Review: Frasco Mortiz's THE REUNION
In his episode in Cinco (Five, 2010), Star Cinema's episodic horror that featured body parts in various morbid tales, Frasco Mortiz has a bunch of neophyte fratmen desperately pulling a severed zombie hand from another teenager's crotch in slow motion while a popular pop song about the pleasures of romantic hand-holding plays in the background. In a matter of a minute or so, Mortiz displayed a youthful wit and a playful appreciation of pop culture that was strange and unusual within the world of commercial filmmaking for which he decided to eke out a career from. The scene was more than clever, it was actually oddly inspired. It was a sketch that merged genre conventions, generational humor, ridicule on traditional concepts of institutionalized machismo, to form something genuinely watchable.
The Reunion, Mortiz's first feature length film, makes most of the same wit and pop culture appreciation. In fact, he mostly relies on them. The film is largely composed of jokes and gags strung together by an illogical plot about losers (Enchong Dee, Xian Lim, Enrique Gil, and Kean Cipriano) blaming their unsuccessful high school romances for their present misfortunes. It is entertaining enough, unburdened by any baggage to mean anything other than guiltless and shallow amusement. It is as harmless as morning breeze, light, fleeting, but entirely forgettable.
Perhaps Mortiz overdoes the youth bit, or at least the bit that pertains to that portion of the youth who have spent majority of the years they have lives consuming hyperactive music videos and numbing videogames. The Reunion does not have genre limitations to play around with. Youth is the genre. In diluting the film with rapid images, giddy transitions between scenes, and limitless pop culture references, Mortiz risks being vapid and redundant. The film in fact crosses that thin line between tact and tastelessness so often, it becomes confusing whether the film is nothing more than an overblown joke on the paraded promises of a truly promise-less youth.
As with any film that relies on multiple narratives, the inconsistent quality of the stories becomes a too obvious problem. The Reunion, in tackling the quest of its four losers in winning back their high school loves, exposes its inability to nurture storylines. The bit about wannabe-rocker (Cipriano) who is more than surprised to learn that her former beau has opted to model skimpy bikinis for a living is the weakest of the bunch.

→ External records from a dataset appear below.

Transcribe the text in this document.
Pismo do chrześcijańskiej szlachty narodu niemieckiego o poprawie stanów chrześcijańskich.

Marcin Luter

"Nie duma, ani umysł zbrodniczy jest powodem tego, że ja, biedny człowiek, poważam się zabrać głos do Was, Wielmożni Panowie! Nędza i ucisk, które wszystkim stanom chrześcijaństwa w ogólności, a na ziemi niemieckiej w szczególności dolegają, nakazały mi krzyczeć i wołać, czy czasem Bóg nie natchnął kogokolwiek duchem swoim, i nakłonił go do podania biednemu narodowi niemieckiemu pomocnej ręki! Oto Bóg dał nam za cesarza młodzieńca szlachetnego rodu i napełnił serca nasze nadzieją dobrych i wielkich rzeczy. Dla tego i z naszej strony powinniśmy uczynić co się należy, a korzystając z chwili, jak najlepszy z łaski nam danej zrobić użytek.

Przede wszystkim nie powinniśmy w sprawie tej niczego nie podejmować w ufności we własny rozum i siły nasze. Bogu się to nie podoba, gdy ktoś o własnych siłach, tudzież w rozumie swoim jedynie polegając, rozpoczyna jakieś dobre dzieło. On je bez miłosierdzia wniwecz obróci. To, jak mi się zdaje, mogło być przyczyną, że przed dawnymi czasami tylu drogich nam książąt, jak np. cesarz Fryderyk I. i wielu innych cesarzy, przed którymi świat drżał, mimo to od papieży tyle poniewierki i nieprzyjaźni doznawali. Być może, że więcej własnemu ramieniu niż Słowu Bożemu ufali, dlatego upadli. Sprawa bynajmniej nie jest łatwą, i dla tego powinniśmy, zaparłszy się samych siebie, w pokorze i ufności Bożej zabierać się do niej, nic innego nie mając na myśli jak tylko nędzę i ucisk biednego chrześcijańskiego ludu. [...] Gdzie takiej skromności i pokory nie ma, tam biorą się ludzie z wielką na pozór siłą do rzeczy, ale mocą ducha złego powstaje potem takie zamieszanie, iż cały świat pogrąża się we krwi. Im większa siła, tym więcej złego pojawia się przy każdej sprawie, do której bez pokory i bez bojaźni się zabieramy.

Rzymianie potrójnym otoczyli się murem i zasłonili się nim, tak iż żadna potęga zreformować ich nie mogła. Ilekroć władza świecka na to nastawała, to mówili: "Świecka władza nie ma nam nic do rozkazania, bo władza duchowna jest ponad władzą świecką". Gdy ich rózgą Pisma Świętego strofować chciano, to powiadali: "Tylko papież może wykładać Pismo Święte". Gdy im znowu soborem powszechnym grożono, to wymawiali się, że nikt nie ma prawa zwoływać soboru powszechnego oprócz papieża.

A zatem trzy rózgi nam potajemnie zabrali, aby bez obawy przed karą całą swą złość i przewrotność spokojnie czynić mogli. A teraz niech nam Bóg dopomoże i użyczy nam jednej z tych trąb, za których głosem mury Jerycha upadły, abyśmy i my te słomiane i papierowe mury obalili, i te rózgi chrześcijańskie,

The most promising is perhaps the thread on the angst-ridden social climber (Lim) who belatedly finds out that he has a son with his high school sweetheart. The other two stories are largely quick plots that are recycled to frame either funny or syrupy sketches.
It is all forgivable. It fascinates with its pedestrian charms. What it does not need is the tremendous weight of being a tribute to the legendary Eraserheads, whose contribution to the local music transcended social classes and generations. The film's appreciation of the musicality of the beloved band ranges from something as perfunctory as naming characters from the personalities that populated the lyrics of the group's most famous anthems to something as misplaced as stolid accompaniment to the film's many unabashedly cheesy moments.
Mortiz never graduates from the trite popularity and instant pleasures of the melodies. He does not go beyond that, neglecting to explore the depth and the darkness of the sad fate of the sweet girl he once danced the El Bimbo with, to dissect the masked poverty in the seemingly inane lyrics about the want to drive a car that one is unable to afford, to display the warped romanticism of falling deeper in love with a former innocent crush-turned-centerfold model. Simply put, The Reunion barely scraped the surface of what the music is about, what the music means to many who treasure it more for how the songs spoke to them rather than how popular they have become over the years. It is but a paltry tribute.